Ropa del sello Bloom, de la Fleur de l’Homme.

Ha colaborado con diseñadores y artistas locales y ha creado la línea de merchandising Bloom, que ha gustado mucho. Siempre con la misma pregunta: «¿Yo me compraría esto? Si la respuesta es no, no lo vendo».

El momento difícil y la resiliencia

Los últimos meses han sido duros. Goteras, inundaciones, techos levantados y una incertidumbre que se ha alargado demasiado. La tienda física cierra de momento. «Ha sido muy duro. Pero me he sentido muy respaldado por los vecinos. Venían a preguntar, a ofrecer ayuda y la gente ha seguido haciendo encargos a pesar de que no sabíamos si al día siguiente íbamos a poder abrir. Ese apoyo me ha dado la fuerza para seguir».
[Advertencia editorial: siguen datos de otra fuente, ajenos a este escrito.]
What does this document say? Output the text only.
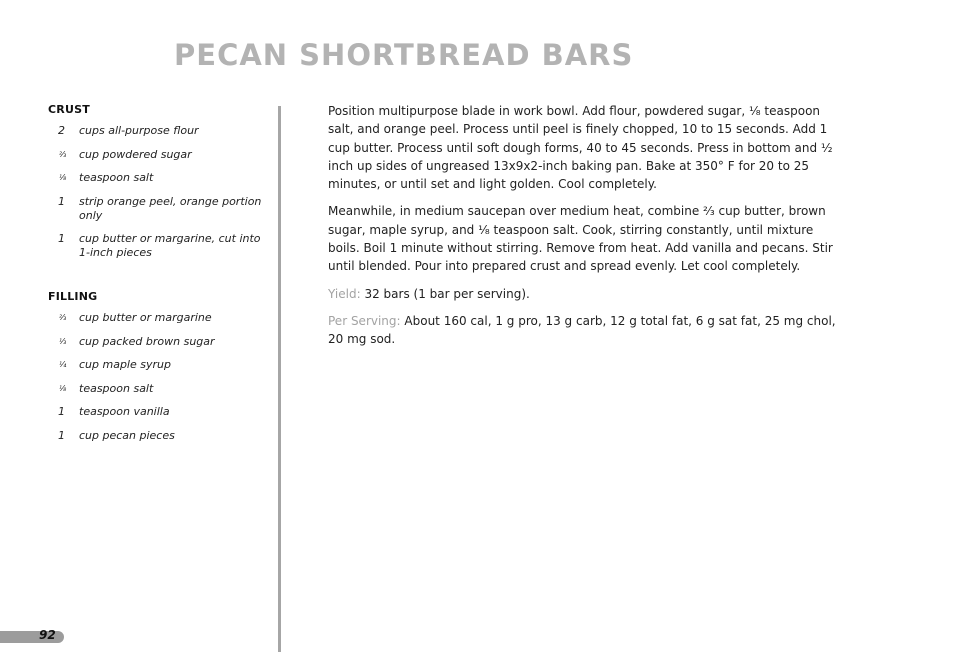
PECAN SHORTBREAD BARS
CRUST
2	cups all-purpose flour
²⁄₃	cup powdered sugar
¹⁄₈	teaspoon salt
1	strip orange peel, orange portion only
1	cup butter or margarine, cut into 1-inch pieces
FILLING
²⁄₃	cup butter or margarine
¹⁄₃	cup packed brown sugar
¹⁄₄	cup maple syrup
¹⁄₈	teaspoon salt
1	teaspoon vanilla
1	cup pecan pieces

Position multipurpose blade in work bowl. Add flour, powdered sugar, ¹⁄₈ teaspoon salt, and orange peel. Process until peel is finely chopped, 10 to 15 seconds. Add 1 cup butter. Process until soft dough forms, 40 to 45 seconds. Press in bottom and ¹⁄₂ inch up sides of ungreased 13x9x2-inch baking pan. Bake at 350° F for 20 to 25 minutes, or until set and light golden. Cool completely.

Meanwhile, in medium saucepan over medium heat, combine ²⁄₃ cup butter, brown sugar, maple syrup, and ¹⁄₈ teaspoon salt. Cook, stirring constantly, until mixture boils. Boil 1 minute without stirring. Remove from heat. Add vanilla and pecans. Stir until blended. Pour into prepared crust and spread evenly. Let cool completely.

Yield: 32 bars (1 bar per serving).

Per Serving: About 160 cal, 1 g pro, 13 g carb, 12 g total fat, 6 g sat fat, 25 mg chol, 20 mg sod.

92
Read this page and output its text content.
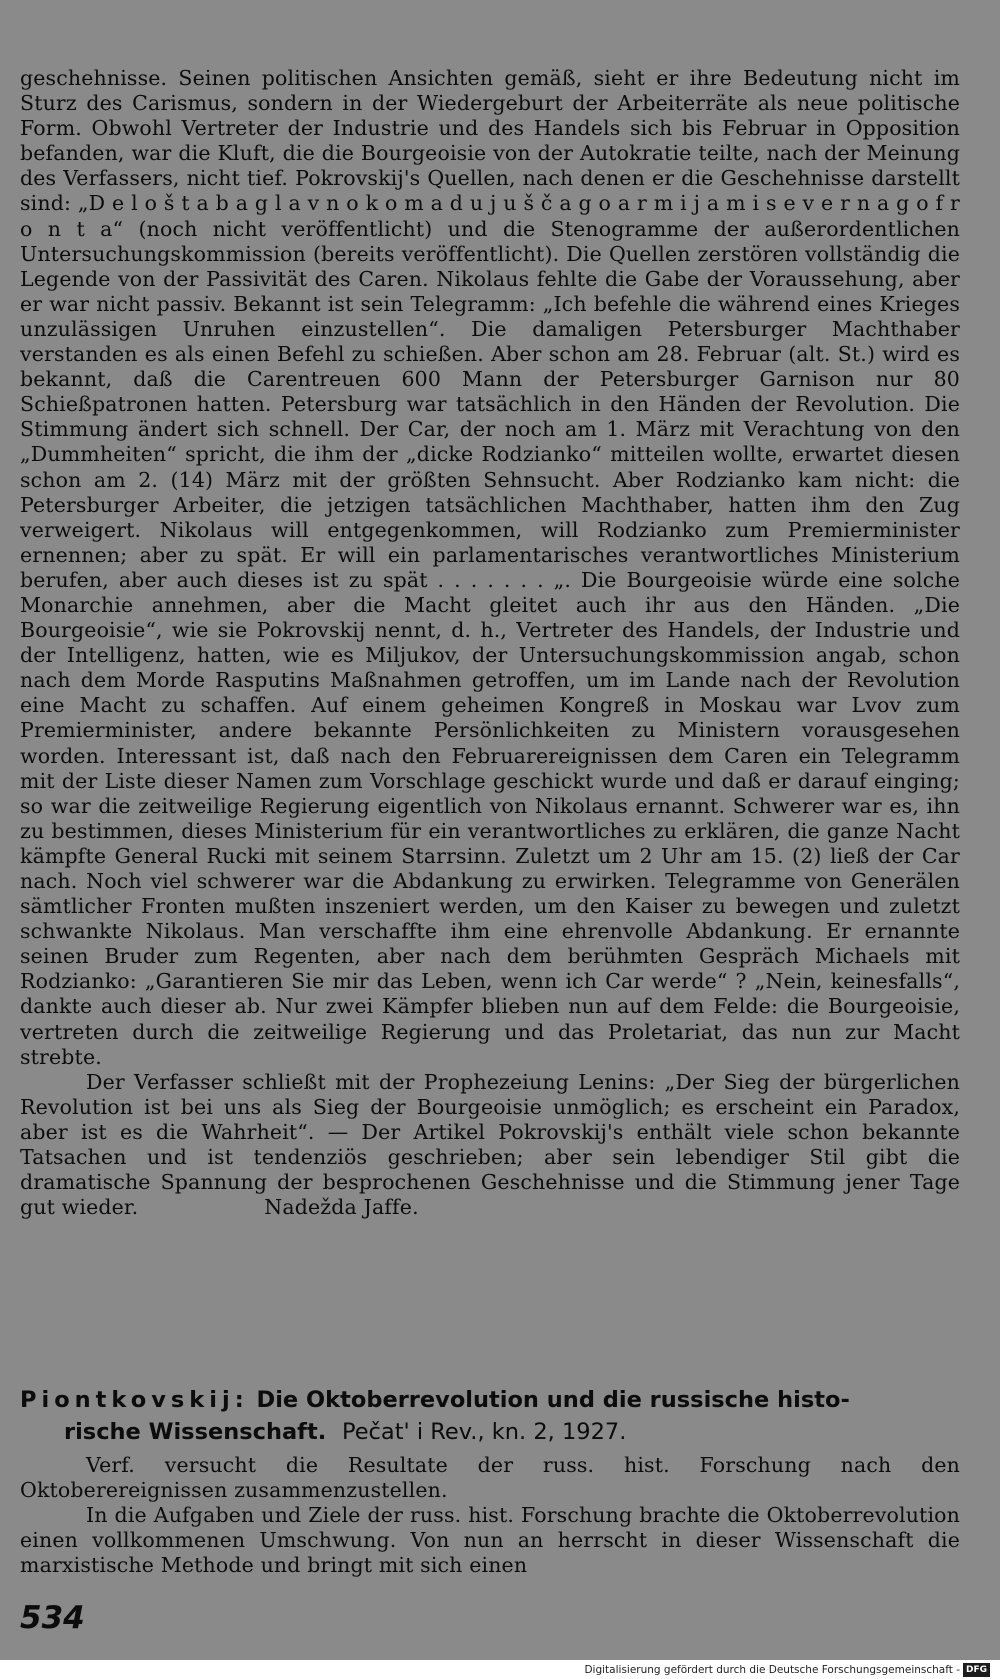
geschehnisse. Seinen politischen Ansichten gemäß, sieht er ihre Bedeutung nicht im Sturz des Carismus, sondern in der Wiedergeburt der Arbeiterräte als neue politische Form. Obwohl Vertreter der Industrie und des Handels sich bis Februar in Opposition befanden, war die Kluft, die die Bourgeoisie von der Autokratie teilte, nach der Meinung des Verfassers, nicht tief. Pokrovskij's Quellen, nach denen er die Geschehnisse darstellt sind: „D e l o š t a b a g l a v n o k o m a d u j u š č a g o a r m i j a m i s e v e r n a g o f r o n t a“ (noch nicht veröffentlicht) und die Stenogramme der außerordentlichen Untersuchungskommission (bereits veröffentlicht). Die Quellen zerstören vollständig die Legende von der Passivität des Caren. Nikolaus fehlte die Gabe der Voraussehung, aber er war nicht passiv. Bekannt ist sein Telegramm: „Ich befehle die während eines Krieges unzulässigen Unruhen einzustellen“. Die damaligen Petersburger Machthaber verstanden es als einen Befehl zu schießen. Aber schon am 28. Februar (alt. St.) wird es bekannt, daß die Carentreuen 600 Mann der Petersburger Garnison nur 80 Schießpatronen hatten. Petersburg war tatsächlich in den Händen der Revolution. Die Stimmung ändert sich schnell. Der Car, der noch am 1. März mit Verachtung von den „Dummheiten“ spricht, die ihm der „dicke Rodzianko“ mitteilen wollte, erwartet diesen schon am 2. (14) März mit der größten Sehnsucht. Aber Rodzianko kam nicht: die Petersburger Arbeiter, die jetzigen tatsächlichen Machthaber, hatten ihm den Zug verweigert. Nikolaus will entgegenkommen, will Rodzianko zum Premierminister ernennen; aber zu spät. Er will ein parlamentarisches verantwortliches Ministerium berufen, aber auch dieses ist zu spät . . . . . . . „. Die Bourgeoisie würde eine solche Monarchie annehmen, aber die Macht gleitet auch ihr aus den Händen. „Die Bourgeoisie“, wie sie Pokrovskij nennt, d. h., Vertreter des Handels, der Industrie und der Intelligenz, hatten, wie es Miljukov, der Untersuchungskommission angab, schon nach dem Morde Rasputins Maßnahmen getroffen, um im Lande nach der Revolution eine Macht zu schaffen. Auf einem geheimen Kongreß in Moskau war Lvov zum Premierminister, andere bekannte Persönlichkeiten zu Ministern vorausgesehen worden. Interessant ist, daß nach den Februarereignissen dem Caren ein Telegramm mit der Liste dieser Namen zum Vorschlage geschickt wurde und daß er darauf einging; so war die zeitweilige Regierung eigentlich von Nikolaus ernannt. Schwerer war es, ihn zu bestimmen, dieses Ministerium für ein verantwortliches zu erklären, die ganze Nacht kämpfte General Rucki mit seinem Starrsinn. Zuletzt um 2 Uhr am 15. (2) ließ der Car nach. Noch viel schwerer war die Abdankung zu erwirken. Telegramme von Generälen sämtlicher Fronten mußten inszeniert werden, um den Kaiser zu bewegen und zuletzt schwankte Nikolaus. Man verschaffte ihm eine ehrenvolle Abdankung. Er ernannte seinen Bruder zum Regenten, aber nach dem berühmten Gespräch Michaels mit Rodzianko: „Garantieren Sie mir das Leben, wenn ich Car werde“ ? „Nein, keinesfalls“, dankte auch dieser ab. Nur zwei Kämpfer blieben nun auf dem Felde: die Bourgeoisie, vertreten durch die zeitweilige Regierung und das Proletariat, das nun zur Macht strebte.

Der Verfasser schließt mit der Prophezeiung Lenins: „Der Sieg der bürgerlichen Revolution ist bei uns als Sieg der Bourgeoisie unmöglich; es erscheint ein Paradox, aber ist es die Wahrheit“. — Der Artikel Pokrovskij's enthält viele schon bekannte Tatsachen und ist tendenziös geschrieben; aber sein lebendiger Stil gibt die dramatische Spannung der besprochenen Geschehnisse und die Stimmung jener Tage gut wieder.	Nadežda Jaffe.

Piontkovskij: Die Oktoberrevolution und die russische histo-
rische Wissenschaft. Pečat' i Rev., kn. 2, 1927.

Verf. versucht die Resultate der russ. hist. Forschung nach den Oktoberereignissen zusammenzustellen.

In die Aufgaben und Ziele der russ. hist. Forschung brachte die Oktoberrevolution einen vollkommenen Umschwung. Von nun an herrscht in dieser Wissenschaft die marxistische Methode und bringt mit sich einen

534
Digitalisierung gefördert durch die Deutsche Forschungsgemeinschaft - DFG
Nacho Carbonell y el logo de La Fleur, una langosta rosa.

El próximo capítulo

La Fleur no termina. Si quieres conocer más de su trabajo, seguir sus próximos talleres, mercadillos y vermús floreros, o encargarle la decoración floral de tu próxima boda o evento, puedes hacerlo a través de su Instagram (@lafleurdelhomme) o llamando al 695 530 909.

La web está en proceso y cuenta con tres puntos de venta en la ciudad: Jueves Shop, Le Coiffeur (Calle de los Estébanes, 8) y Dasein, el taller de confección de Lucía Rodríguez

En septiembre se retoman los talleres de ReciclArte Floral. Habrá nuevos vermús floreros, mercadillos y, sobre todo, más creación.